Voy a contar uno de los muchos casos que demuestran su gran inteligencia. Cuando nos marchamos de Salamanca fuimos a las tierras de Toledo, porque decía que la gente allí era más rica. Cuando pasábamos por un lugar llamado Almorox, había gente recogiendo uvas. Un vendimiador le dio un racimo como limosna. El ciego vio que estaba muy maduro y decidió comerlo. Me dijo:
—Quiero compartir contigo este racimo de uvas; los dos comeremos la misma parte. Lo dividiremos así: tú cogerás una uva y yo otra. Pero prométeme que no cogerás más de una uva cada vez. Yo haré lo mismo y así no habrá engaño.

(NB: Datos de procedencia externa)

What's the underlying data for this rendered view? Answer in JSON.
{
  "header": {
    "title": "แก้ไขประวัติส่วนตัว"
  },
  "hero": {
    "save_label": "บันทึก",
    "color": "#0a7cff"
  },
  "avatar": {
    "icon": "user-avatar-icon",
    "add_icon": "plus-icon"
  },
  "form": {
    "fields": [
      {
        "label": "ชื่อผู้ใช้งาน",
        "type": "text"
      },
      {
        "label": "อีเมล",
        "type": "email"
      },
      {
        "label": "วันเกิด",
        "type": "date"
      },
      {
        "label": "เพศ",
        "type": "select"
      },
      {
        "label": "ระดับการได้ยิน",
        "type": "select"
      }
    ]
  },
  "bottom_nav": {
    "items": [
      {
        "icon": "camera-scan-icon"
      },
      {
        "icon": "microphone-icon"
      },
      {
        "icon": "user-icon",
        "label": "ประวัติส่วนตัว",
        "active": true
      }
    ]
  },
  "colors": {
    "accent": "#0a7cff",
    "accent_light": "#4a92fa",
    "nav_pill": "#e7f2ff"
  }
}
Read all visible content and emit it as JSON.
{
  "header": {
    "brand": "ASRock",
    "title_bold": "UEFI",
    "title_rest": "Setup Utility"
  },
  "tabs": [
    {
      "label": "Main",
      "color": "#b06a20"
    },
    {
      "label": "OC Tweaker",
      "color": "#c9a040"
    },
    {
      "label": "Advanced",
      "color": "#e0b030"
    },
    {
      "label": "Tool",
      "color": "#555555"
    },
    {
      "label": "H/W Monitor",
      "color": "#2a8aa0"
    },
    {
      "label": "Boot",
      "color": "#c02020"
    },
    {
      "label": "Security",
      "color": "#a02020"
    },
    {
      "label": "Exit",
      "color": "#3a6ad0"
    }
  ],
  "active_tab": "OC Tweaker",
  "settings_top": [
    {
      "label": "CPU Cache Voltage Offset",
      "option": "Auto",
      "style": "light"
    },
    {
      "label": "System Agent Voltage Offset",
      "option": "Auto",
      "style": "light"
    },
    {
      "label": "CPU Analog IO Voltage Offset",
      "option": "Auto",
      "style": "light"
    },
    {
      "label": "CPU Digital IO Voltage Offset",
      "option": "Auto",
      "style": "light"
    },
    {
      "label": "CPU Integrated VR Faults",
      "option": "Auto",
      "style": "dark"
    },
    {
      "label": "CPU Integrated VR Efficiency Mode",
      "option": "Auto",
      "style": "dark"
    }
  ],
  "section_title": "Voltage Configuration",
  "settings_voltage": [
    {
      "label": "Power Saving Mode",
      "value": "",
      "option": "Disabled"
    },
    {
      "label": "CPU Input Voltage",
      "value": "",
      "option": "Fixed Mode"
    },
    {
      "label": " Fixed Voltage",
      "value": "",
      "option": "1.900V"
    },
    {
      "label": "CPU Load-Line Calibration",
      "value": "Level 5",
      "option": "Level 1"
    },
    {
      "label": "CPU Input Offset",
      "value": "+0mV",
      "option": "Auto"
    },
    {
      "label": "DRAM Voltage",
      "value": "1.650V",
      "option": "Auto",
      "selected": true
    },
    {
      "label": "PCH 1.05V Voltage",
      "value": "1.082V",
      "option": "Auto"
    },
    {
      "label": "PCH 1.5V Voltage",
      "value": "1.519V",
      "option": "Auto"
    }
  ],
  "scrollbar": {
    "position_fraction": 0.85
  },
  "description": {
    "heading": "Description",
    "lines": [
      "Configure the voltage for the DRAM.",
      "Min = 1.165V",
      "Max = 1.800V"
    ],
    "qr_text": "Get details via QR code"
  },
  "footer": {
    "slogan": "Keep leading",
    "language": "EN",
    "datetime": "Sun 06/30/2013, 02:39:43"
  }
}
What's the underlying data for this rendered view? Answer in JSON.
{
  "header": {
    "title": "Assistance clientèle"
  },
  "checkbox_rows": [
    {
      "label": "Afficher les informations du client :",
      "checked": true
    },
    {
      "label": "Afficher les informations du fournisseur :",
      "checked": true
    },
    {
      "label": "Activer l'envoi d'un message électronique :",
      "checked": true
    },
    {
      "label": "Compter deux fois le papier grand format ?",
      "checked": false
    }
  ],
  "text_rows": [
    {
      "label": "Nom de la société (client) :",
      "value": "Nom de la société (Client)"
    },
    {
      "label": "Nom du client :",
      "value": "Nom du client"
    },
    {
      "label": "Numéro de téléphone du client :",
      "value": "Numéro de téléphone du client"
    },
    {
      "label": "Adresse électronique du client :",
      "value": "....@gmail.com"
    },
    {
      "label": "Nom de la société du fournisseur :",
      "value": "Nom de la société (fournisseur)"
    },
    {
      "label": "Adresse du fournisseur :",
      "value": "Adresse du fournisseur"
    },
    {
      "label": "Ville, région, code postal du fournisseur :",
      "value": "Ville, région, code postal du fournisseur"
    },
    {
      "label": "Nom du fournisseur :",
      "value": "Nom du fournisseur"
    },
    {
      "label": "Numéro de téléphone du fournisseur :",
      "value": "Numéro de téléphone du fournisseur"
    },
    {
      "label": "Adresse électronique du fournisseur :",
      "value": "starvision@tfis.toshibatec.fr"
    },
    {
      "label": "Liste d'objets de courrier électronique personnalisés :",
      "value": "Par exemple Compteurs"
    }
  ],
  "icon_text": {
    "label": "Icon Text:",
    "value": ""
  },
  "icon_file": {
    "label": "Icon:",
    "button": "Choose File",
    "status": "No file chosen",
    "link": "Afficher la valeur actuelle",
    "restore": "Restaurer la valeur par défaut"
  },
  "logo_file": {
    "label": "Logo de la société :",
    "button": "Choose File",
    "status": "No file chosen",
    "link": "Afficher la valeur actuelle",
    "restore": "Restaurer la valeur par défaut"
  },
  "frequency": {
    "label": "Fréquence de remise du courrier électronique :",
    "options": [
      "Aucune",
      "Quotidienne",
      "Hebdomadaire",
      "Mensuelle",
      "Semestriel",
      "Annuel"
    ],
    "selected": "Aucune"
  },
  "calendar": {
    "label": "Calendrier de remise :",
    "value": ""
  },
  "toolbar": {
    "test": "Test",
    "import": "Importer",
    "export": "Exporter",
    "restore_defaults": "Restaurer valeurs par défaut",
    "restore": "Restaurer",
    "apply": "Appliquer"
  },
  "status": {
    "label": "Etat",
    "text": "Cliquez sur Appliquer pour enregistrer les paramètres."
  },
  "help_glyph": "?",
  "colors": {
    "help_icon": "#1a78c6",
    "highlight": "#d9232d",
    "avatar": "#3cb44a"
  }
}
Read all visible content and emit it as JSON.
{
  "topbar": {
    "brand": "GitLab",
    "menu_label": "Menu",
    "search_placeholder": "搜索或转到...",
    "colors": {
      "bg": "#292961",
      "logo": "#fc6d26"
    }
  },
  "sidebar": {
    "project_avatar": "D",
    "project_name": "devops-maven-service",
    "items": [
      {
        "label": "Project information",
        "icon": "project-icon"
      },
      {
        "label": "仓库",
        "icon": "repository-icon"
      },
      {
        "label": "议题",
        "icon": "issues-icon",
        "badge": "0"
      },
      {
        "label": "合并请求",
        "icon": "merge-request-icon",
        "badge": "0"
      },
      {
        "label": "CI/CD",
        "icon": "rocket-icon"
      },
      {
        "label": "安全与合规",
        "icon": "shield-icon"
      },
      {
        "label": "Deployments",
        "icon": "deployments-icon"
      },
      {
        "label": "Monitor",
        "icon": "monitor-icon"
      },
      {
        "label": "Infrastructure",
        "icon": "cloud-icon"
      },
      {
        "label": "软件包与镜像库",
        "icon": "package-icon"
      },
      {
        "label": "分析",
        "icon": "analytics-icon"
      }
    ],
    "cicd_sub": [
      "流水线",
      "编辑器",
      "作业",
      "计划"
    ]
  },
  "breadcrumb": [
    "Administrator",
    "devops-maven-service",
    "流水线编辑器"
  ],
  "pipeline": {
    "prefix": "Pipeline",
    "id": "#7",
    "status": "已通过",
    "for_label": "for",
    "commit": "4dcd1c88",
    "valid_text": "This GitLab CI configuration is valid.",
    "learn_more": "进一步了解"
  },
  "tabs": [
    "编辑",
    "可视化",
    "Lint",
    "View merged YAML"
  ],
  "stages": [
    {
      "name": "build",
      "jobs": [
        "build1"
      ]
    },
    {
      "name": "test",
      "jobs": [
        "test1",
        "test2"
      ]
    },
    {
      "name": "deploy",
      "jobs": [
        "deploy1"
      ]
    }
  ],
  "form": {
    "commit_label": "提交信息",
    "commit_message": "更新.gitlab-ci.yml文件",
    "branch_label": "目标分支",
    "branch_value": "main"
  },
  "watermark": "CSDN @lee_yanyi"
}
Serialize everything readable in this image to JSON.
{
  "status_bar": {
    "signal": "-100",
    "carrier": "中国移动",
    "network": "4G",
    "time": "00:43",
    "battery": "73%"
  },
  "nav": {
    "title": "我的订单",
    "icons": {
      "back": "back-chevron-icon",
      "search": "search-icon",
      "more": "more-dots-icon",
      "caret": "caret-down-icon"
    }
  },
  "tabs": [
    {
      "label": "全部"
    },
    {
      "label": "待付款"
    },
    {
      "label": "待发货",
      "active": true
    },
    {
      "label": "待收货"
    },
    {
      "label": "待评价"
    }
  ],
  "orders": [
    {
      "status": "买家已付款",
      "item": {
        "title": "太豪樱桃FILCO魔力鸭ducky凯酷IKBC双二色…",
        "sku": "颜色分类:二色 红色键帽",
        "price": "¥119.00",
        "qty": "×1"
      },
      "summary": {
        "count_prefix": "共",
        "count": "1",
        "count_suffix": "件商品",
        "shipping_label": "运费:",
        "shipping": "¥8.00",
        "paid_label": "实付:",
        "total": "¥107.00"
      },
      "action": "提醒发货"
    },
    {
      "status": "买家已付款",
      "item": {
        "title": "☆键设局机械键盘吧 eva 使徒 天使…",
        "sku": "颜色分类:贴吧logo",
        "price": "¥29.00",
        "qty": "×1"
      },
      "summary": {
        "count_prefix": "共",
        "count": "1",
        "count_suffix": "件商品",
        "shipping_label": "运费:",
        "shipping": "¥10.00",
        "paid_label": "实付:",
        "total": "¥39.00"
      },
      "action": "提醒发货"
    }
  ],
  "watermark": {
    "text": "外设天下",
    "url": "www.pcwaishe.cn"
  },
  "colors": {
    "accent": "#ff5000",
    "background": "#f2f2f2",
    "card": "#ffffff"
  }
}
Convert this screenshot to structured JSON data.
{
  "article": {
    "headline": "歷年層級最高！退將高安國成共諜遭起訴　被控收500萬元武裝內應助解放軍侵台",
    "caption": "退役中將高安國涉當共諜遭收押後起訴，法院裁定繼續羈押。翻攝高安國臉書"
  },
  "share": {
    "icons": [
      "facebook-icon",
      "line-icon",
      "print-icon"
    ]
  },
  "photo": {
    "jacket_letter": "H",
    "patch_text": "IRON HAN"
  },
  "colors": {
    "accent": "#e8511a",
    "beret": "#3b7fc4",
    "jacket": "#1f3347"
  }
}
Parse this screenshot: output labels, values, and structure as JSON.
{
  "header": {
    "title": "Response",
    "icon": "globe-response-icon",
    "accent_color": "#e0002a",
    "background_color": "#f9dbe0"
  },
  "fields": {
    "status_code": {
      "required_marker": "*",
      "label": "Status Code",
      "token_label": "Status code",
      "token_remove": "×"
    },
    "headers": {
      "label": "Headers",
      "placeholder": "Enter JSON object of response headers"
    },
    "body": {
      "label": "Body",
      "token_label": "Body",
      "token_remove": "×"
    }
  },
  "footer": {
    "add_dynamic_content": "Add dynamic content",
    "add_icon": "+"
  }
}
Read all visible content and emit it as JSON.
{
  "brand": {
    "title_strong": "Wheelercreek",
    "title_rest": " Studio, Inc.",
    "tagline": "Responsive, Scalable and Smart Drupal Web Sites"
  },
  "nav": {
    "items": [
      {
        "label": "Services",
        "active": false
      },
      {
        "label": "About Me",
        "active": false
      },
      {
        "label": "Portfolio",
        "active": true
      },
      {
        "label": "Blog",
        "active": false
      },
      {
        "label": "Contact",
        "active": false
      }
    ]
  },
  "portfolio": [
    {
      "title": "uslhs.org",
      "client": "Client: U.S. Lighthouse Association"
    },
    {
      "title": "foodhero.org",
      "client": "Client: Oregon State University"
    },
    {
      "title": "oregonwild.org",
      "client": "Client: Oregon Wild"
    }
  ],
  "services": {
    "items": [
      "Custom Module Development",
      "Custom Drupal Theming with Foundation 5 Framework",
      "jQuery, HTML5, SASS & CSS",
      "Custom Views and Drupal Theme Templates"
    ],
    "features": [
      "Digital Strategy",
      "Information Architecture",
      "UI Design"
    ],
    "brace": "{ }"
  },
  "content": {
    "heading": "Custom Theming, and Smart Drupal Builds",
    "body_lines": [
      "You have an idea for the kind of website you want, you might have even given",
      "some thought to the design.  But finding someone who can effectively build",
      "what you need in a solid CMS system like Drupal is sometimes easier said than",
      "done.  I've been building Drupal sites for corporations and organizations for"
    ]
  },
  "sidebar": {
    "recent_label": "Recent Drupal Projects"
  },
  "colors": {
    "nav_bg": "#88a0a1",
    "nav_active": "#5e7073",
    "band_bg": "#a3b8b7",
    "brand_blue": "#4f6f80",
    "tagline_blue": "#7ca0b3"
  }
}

Así comenzamos, pero el traidor enseguida empezó a coger las uvas de dos en dos. Seguramente pensó que yo hacía lo mismo. Yo no me contenté con ser igual que él y empecé a coger las uvas de tres en tres. Cuando acabamos me dijo:
—Lázaro, me has engañado. Has comido las uvas de tres en tres.
—No —dije yo—, ¿por qué piensa eso?
—¿Sabes cómo sé que las has comido de tres en tres? Porque yo las he comido de dos en dos y tú no has dicho nada.
Me reí para mí y comprendí que el ciego era muy listo.
Pero no quiero alargar la historia. Así que no contaré algunas cosas que me pasaron con mi primer amo, pero contaré para terminar el episodio de la despedida.
Estábamos en un mesón de Escalona y me dio un trozo de longaniza para asar. Luego me dio una moneda y me mandó a buscar vino. Cerca del fuego había un nabo pequeño. No había nadie por allí y yo tenía mucha hambre. No pensé en las consecuencias, saqué la longaniza del asador y puse el nabo en su lugar. El ciego no se dio cuenta. Empezó a darle vueltas al fuego creyendo que allí estaba la longaniza.
Yo fui a buscar el vino y por el camino me comí la longaniza. Cuando volví, el pecador ciego tenía el nabo entre dos rebanadas de pan. Cuando dio un mordisco y se encontró con el nabo me dijo:
—¿Qué es esto Lazarillo?
—¡Pobre de mí! Yo he ido a por el vino. Seguro que ha sido alguien que andaba por aquí.
—No, no, no es posible. Yo no he dejado el asador.
Yo seguí negando, pero no me creyó. Se levantó y se acercó a olerme. Me metió la nariz en la boca y casi me ahoga. Su nariz y el miedo me hicieron sentir mal y la longaniza salió otra vez por mi boca.
Al ciego le dio mucha rabia, no me mató gracias a que llegó mucha gente al oír el ruido. El ciego empezó a contar mis desastres a todo el mundo: lo de la jarra, lo del racimo de uvas y éste. Y todos se reían mucho porque el ciego contaba las historias con mucha gracia.
Nos hicimos amigos de la mesonera y los que estaban allí. Ellos me lavaron la cara y la garganta con vino y, mientras tanto, el ciego decía:
—Este mozo gasta en un año más vino en lavarse, del que yo me bebo en dos.
Yo ya tenía pensado dejarle y con ésta última jugarreta me decidí.
Al día siguiente salimos a pedir limosna por el pueblo. Llovía mucho desde la noche anterior. Íbamos caminando por debajo de unos portales para no mojarnos. Empezaba a anochecer.
—Lázaro, esta lluvia no para. Pronto será de noche y llueve más. Vamos a la posada sin perder tiempo.
Yo le dije:
—Tío, el arroyo va muy lleno, si quiere puedo buscar un sitio mejor para cruzar.
Le pareció bien y me dijo:
—Eres listo, por eso te quiero bien. Llévame a un sitio más estrecho.
Estamos en invierno y no es bueno llevar los pies mojados. Yo vi mi oportunidad, le llevé hacia un pilar que estaba en la plaza y le dije:
—Tío, éste es el lugar más estrecho.
Él me creyó y me dijo:
—Ponme en buen sitio y salta tú.
Yo le puse enfrente del pilar, salté, me puse detrás del pilar y le dije:
—¡Vamos, salte!
El ciego saltó con todas sus fuerzas y dio con la cabeza en el pilar. Hizo un ruido muy fuerte y luego se cayó hacia atrás medio muerto.
—¿Pudo oler la longaniza y el poste no? ¡Olé!¡Olé! —le dije yo.
Lo dejé junto a mucha gente que se acercó a ayudarle y me fui. Nunca más supe nada de él ni me preocupé por saberlo.